En 2004, j’ai prononcé un discours à la Knesset, le parlement israélien, au cours duquel j’ai cité la déclaration d’indépendance de l’État d’Israël. J’ai dit qu’elle est « une source d’inspiration pour croire aux idéaux qui nous ont transformés de Juifs en Israéliens ».
J’ai continué en disant que ce document remarquable avait exprimé l’engagement selon lequel : « L’État d’Israël se consacrera au développement de ce pays au profit de tous ses peuples ; il sera fondé sur les principes de liberté, de justice et de paix, guidés par les visions des prophètes d’Israël ; il accordera l’égalité des droits sociaux et politiques à tous ses citoyens, indépendamment des différences de religion, de race ou de sexe ; il garantira la liberté de religion, de conscience, de langue, d’éducation et de culture. »

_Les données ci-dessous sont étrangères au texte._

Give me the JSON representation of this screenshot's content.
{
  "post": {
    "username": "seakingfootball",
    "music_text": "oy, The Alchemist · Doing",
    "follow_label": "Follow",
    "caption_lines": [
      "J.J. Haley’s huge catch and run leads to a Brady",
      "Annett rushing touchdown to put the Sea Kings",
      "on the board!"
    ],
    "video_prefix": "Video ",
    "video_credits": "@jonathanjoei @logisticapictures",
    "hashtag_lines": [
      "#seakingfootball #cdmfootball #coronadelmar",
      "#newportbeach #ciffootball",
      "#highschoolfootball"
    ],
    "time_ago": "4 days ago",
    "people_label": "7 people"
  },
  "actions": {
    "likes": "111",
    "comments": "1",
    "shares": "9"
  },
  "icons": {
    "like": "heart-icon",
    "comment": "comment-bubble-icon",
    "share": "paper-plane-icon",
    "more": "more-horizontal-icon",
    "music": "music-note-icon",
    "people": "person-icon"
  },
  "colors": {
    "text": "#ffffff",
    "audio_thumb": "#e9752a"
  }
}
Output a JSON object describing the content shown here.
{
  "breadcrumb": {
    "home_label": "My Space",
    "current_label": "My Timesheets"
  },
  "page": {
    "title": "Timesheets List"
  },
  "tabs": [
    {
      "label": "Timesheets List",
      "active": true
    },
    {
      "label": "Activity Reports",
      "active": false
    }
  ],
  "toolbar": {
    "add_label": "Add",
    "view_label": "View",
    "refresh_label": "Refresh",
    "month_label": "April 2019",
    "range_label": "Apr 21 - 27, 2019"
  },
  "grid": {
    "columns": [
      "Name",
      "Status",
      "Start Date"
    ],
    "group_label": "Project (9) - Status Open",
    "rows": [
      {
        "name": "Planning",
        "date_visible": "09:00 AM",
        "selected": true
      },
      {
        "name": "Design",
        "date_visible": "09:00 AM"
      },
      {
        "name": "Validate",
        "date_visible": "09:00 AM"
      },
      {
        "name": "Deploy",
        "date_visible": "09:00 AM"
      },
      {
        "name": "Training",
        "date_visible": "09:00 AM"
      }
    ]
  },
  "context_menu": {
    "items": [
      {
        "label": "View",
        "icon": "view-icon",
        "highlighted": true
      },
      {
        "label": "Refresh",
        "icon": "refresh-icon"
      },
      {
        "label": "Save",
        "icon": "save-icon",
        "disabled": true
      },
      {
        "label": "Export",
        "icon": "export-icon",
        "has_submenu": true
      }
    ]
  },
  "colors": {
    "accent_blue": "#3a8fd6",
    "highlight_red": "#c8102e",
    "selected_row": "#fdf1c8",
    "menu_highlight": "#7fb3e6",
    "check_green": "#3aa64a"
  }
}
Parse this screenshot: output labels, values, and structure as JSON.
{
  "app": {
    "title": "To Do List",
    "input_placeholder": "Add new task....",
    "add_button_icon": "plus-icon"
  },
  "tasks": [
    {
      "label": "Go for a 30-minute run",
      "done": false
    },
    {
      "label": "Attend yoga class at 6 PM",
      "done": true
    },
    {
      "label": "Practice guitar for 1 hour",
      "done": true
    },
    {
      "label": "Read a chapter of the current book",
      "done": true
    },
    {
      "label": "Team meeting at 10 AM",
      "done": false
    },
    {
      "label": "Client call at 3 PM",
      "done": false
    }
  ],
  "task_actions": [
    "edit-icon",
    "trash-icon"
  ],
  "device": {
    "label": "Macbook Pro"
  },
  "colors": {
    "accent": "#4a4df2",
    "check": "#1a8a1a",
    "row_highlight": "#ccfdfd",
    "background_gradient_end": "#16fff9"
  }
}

Les pères fondateurs de l’État d’Israël qui ont signé la déclaration en 1948 ont considéré que le principe de l’égalité était le fondement de la société qu’ils construisaient. Ils se sont également engagés « à rechercher la paix et de bonnes relations avec tous les États et peuples voisins ».
Soixante-dix ans plus tard, le gouvernement israélien vient d’adopter une loi qui remplace le principe d’égalité et les valeurs universelles par le nationalisme et le racisme. Cette loi stipule que seul le peuple juif a droit à l’autodétermination nationale en Israël.

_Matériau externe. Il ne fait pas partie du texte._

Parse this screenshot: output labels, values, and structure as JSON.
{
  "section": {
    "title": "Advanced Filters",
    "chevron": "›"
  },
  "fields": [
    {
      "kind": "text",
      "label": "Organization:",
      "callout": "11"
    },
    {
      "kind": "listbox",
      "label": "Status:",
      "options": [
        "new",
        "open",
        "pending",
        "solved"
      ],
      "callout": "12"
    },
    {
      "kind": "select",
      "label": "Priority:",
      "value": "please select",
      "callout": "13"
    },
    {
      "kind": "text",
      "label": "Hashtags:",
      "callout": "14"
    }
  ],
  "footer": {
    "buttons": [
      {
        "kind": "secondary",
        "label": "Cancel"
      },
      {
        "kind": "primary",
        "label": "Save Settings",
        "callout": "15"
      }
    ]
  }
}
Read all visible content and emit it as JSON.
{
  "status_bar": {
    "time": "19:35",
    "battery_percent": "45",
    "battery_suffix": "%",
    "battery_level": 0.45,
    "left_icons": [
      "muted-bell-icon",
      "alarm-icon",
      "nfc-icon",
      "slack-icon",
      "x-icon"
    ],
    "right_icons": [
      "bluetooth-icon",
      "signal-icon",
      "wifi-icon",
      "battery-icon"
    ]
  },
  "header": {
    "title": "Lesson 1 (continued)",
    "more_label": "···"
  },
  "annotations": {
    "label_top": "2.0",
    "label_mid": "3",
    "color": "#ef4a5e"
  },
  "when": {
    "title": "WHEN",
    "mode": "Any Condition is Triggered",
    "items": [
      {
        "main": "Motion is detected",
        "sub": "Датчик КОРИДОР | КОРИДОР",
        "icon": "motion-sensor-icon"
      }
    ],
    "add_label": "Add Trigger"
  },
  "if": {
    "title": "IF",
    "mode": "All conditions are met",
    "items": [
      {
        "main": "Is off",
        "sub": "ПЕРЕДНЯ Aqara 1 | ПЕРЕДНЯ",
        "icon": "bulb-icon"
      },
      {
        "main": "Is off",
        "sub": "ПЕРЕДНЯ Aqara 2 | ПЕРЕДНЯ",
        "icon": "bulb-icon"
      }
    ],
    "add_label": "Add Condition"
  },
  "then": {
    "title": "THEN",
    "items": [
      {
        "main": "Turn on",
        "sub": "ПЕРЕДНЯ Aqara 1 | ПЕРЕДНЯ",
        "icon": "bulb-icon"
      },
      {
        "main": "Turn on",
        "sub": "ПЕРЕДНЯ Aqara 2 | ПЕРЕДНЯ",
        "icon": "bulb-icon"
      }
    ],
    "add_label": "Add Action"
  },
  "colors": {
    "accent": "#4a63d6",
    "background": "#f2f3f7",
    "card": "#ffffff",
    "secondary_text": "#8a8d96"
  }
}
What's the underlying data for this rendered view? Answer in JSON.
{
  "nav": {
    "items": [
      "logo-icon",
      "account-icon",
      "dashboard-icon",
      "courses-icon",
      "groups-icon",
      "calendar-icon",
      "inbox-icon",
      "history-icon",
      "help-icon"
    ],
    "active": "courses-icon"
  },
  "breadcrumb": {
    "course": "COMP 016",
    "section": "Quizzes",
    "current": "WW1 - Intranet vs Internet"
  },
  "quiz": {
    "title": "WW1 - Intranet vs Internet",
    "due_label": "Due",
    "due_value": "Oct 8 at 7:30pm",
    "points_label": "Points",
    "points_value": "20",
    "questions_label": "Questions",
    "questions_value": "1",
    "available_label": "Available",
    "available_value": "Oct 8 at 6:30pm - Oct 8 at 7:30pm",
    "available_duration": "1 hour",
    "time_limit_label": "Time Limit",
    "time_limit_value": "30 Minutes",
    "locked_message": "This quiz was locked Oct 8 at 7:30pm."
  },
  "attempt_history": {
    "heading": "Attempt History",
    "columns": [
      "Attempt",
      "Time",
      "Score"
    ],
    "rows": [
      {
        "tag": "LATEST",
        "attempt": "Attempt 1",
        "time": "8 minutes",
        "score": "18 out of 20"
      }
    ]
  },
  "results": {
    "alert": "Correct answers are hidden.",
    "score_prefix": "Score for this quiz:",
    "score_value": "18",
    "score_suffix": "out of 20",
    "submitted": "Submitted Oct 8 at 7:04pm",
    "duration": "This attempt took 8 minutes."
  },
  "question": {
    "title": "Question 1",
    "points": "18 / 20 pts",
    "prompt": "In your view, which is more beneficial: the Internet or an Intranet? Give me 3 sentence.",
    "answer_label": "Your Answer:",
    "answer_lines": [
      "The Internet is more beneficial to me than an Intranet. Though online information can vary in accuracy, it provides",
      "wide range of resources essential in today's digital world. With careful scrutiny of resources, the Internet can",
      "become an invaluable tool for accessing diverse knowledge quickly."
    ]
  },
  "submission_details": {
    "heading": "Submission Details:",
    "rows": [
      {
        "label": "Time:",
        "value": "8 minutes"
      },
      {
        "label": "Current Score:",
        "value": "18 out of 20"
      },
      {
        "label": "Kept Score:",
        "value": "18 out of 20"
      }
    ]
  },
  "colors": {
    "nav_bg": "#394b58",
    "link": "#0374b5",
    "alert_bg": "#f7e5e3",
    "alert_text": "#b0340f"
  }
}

C’est rempli d’une profonde tristesse que je dois aujourd’hui poser les mêmes questions que celles que j’avais posées il y a 14 ans à la Knesset : pouvons-nous ignorer le décalage intolérable entre ce que la déclaration d’indépendance promettait et les réalités d’Israël ?

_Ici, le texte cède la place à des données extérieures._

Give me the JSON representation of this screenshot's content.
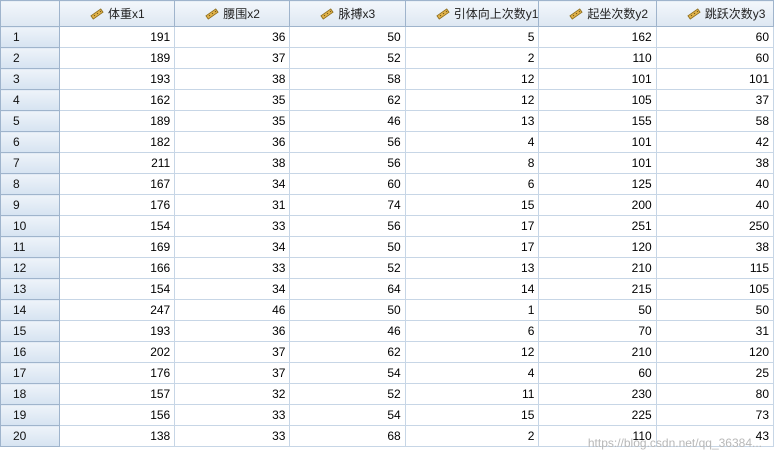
{
  "columns": [
    "体重x1",
    "腰围x2",
    "脉搏x3",
    "引体向上次数y1",
    "起坐次数y2",
    "跳跃次数y3"
  ],
  "rows": [
    [
      1,
      191,
      36,
      50,
      5,
      162,
      60
    ],
    [
      2,
      189,
      37,
      52,
      2,
      110,
      60
    ],
    [
      3,
      193,
      38,
      58,
      12,
      101,
      101
    ],
    [
      4,
      162,
      35,
      62,
      12,
      105,
      37
    ],
    [
      5,
      189,
      35,
      46,
      13,
      155,
      58
    ],
    [
      6,
      182,
      36,
      56,
      4,
      101,
      42
    ],
    [
      7,
      211,
      38,
      56,
      8,
      101,
      38
    ],
    [
      8,
      167,
      34,
      60,
      6,
      125,
      40
    ],
    [
      9,
      176,
      31,
      74,
      15,
      200,
      40
    ],
    [
      10,
      154,
      33,
      56,
      17,
      251,
      250
    ],
    [
      11,
      169,
      34,
      50,
      17,
      120,
      38
    ],
    [
      12,
      166,
      33,
      52,
      13,
      210,
      115
    ],
    [
      13,
      154,
      34,
      64,
      14,
      215,
      105
    ],
    [
      14,
      247,
      46,
      50,
      1,
      50,
      50
    ],
    [
      15,
      193,
      36,
      46,
      6,
      70,
      31
    ],
    [
      16,
      202,
      37,
      62,
      12,
      210,
      120
    ],
    [
      17,
      176,
      37,
      54,
      4,
      60,
      25
    ],
    [
      18,
      157,
      32,
      52,
      11,
      230,
      80
    ],
    [
      19,
      156,
      33,
      54,
      15,
      225,
      73
    ],
    [
      20,
      138,
      33,
      68,
      2,
      110,
      43
    ]
  ],
  "header_icon": "ruler-icon",
  "watermark": "https://blog.csdn.net/qq_36384...",
  "colors": {
    "header_bg": "#dde7f2",
    "grid_line": "#c7d6e6"
  }
}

L’occupation et la domination d’un autre peuple correspondent-elles à la déclaration d’indépendance ? L’indépendance a-t-elle un sens pour l’un si elle se fait au détriment des droits fondamentaux de l’autre ? Le peuple juif, dont l’histoire est un témoignage de souffrances continuelles et de persécutions incessantes, peut-il se permettre d’être indifférent aux droits et à la souffrance d’un peuple voisin ? L’État d’Israël peut-il s’autoriser le rêve irréaliste d’une fin idéologique du conflit au lieu de poursuivre un objectif pragmatique et humanitaire fondé sur la justice sociale ?
Je crois encore que, malgré toutes les difficultés, objectives et subjectives, l’avenir d’Israël et sa situation dans la famille des nations éclairées dépendent de notre capacité à réaliser la promesse des pères fondateurs telle qu’ils l’ont consacrée dans la déclaration d’indépendance israélienne.
Pourtant, rien n’a vraiment changé depuis 2004. Au contraire, nous avons une loi qui confirme la population arabe en tant que citoyens de seconde zone. Il s’ensuit que c’est une forme très claire d’apartheid. Je ne pense pas que les juifs aient vécu pendant 20 siècles, principalement à travers la persécution et des cruautés sans fin, pour devenir des oppresseurs, en infligeant de la cruauté aux autres. Cette nouvelle loi fait exactement cela. En conséquence, j’ai honte aujourd’hui d’être Israélien.